Understanding the role of MYC in primary prostate cancer sounded like a straightforward question. As a post-baccalaureate fellow just having taken a Biology of Cancer class, I thought of MYC as a major oncogene that resulted in uncontrolled cell proliferation, driving cells to replicate industriously. I anticipated that such a well-characterized, ubiquitous protein must act as a gas pedal to advance cancer progression similarly in all cancers. This may be the case for other cancer types, and even in advanced prostate cancer where increased MYC activity leads to quicker disease progression and worse outcomes. However, in primary prostate cancer, this same mechanism does not apply.

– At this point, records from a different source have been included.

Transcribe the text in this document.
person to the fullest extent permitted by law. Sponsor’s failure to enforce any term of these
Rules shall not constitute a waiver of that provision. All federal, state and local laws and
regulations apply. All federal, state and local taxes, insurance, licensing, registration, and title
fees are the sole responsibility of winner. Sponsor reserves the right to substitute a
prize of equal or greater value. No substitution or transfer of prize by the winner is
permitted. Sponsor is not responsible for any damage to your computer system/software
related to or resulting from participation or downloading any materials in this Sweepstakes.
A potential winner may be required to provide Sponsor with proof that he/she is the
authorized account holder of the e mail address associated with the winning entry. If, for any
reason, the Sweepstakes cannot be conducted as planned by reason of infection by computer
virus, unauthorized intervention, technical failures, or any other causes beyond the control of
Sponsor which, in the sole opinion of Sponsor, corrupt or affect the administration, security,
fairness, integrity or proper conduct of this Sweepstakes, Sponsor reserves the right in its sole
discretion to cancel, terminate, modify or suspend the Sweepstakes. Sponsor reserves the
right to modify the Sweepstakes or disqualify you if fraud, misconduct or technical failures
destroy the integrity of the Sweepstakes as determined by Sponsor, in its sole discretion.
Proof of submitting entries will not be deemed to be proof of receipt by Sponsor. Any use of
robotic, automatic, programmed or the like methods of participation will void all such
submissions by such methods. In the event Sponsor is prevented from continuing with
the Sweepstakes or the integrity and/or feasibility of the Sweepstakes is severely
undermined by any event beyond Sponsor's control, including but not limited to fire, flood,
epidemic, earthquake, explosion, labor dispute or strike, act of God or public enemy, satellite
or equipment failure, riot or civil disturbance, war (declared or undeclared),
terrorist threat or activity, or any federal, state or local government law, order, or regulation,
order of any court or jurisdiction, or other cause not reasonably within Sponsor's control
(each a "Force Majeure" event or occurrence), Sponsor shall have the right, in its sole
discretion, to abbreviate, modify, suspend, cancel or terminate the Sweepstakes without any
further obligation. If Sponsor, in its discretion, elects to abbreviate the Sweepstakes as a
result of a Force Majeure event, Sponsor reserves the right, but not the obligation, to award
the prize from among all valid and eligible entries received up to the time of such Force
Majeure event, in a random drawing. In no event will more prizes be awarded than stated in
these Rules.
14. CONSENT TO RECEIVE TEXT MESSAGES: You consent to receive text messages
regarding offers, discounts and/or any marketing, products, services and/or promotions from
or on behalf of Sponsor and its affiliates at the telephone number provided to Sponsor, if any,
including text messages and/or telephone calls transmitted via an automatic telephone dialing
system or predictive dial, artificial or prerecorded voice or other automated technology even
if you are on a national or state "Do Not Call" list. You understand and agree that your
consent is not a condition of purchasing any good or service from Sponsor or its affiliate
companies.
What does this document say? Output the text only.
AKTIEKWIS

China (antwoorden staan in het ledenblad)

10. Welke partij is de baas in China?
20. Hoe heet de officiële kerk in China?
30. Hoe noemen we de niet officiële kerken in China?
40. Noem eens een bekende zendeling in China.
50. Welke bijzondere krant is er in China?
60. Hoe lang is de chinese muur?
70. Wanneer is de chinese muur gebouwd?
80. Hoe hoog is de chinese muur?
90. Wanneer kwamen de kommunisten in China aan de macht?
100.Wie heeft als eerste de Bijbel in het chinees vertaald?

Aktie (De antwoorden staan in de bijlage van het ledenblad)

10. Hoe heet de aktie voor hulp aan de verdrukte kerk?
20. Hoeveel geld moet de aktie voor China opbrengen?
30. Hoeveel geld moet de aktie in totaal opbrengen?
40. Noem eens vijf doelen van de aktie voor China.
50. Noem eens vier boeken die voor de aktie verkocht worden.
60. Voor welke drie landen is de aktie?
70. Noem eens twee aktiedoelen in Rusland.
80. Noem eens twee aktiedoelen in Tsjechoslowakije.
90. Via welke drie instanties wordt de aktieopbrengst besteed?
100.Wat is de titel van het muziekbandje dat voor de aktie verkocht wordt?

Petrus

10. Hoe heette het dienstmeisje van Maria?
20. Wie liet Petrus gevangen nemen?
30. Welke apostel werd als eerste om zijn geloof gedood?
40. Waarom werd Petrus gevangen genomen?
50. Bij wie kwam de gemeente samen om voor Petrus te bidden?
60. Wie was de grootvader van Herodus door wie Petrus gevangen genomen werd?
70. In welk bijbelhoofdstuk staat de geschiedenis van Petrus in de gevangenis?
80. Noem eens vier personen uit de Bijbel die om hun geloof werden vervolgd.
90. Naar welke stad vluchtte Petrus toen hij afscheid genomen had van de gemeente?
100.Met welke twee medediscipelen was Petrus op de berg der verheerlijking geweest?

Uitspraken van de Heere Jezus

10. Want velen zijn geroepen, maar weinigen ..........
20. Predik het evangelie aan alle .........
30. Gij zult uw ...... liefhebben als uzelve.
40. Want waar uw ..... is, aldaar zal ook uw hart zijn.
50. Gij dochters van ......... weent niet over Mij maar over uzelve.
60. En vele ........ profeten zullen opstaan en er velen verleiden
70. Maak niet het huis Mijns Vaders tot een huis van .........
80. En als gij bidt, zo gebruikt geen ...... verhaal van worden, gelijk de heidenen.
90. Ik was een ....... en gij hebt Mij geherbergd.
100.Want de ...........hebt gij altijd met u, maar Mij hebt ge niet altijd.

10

Stepping into this project, our first task was to investigate MYC's role in cell proliferation. In cell culture LNCaP models expressing non-targeting or MYC-targeting hairpins, differences in cell proliferation were not as pronounced as we had anticipated. At the time, I thought this may be a function of the cell culture model, where more time of cell growth was necessary to resolve a larger proliferation difference. To further investigate, I quantified protein expression in serial IHC stained slides for MYC and Ki67. With Ki67 serving as a downstream proliferation marker to MYC, we investigated the role of MYC in driving cell proliferation. I was surprised that Ki67 expression was sparse, even in MYC-high tumors. The proliferation marker was rarely expressed, where few cells had the marker at all. Only one or two cells within a gland might be Ki67 positive. One patient had prolific Ki67 expression beyond this. The correlation coefficient of 0.4954 between MYC and Ki67 was one of the first clues that MYC may be acting through an alternative mechanism in primary prostate cancer. As we continued to investigate, looking at the ssGSEA MYC activity signature score and ssGSEA proliferation signature score, we observed a similar correlation coefficient of 0.4822. Now it was clear at both a protein and transcript level, in our samples and in larger scale publicly available data sets, we were able to see the role that MYC is not just a driver of proliferation in most primary prostate cancers.

This might be an insight into the role of MYC in primary prostate cancer. We show that MYC expression is associated with AR activity, which canonically opposes cell proliferation. Why primary prostate cancer proliferates slowly remains a fundamental question, but MYC does not appear to be acting in the canonical way it does in many other cancers.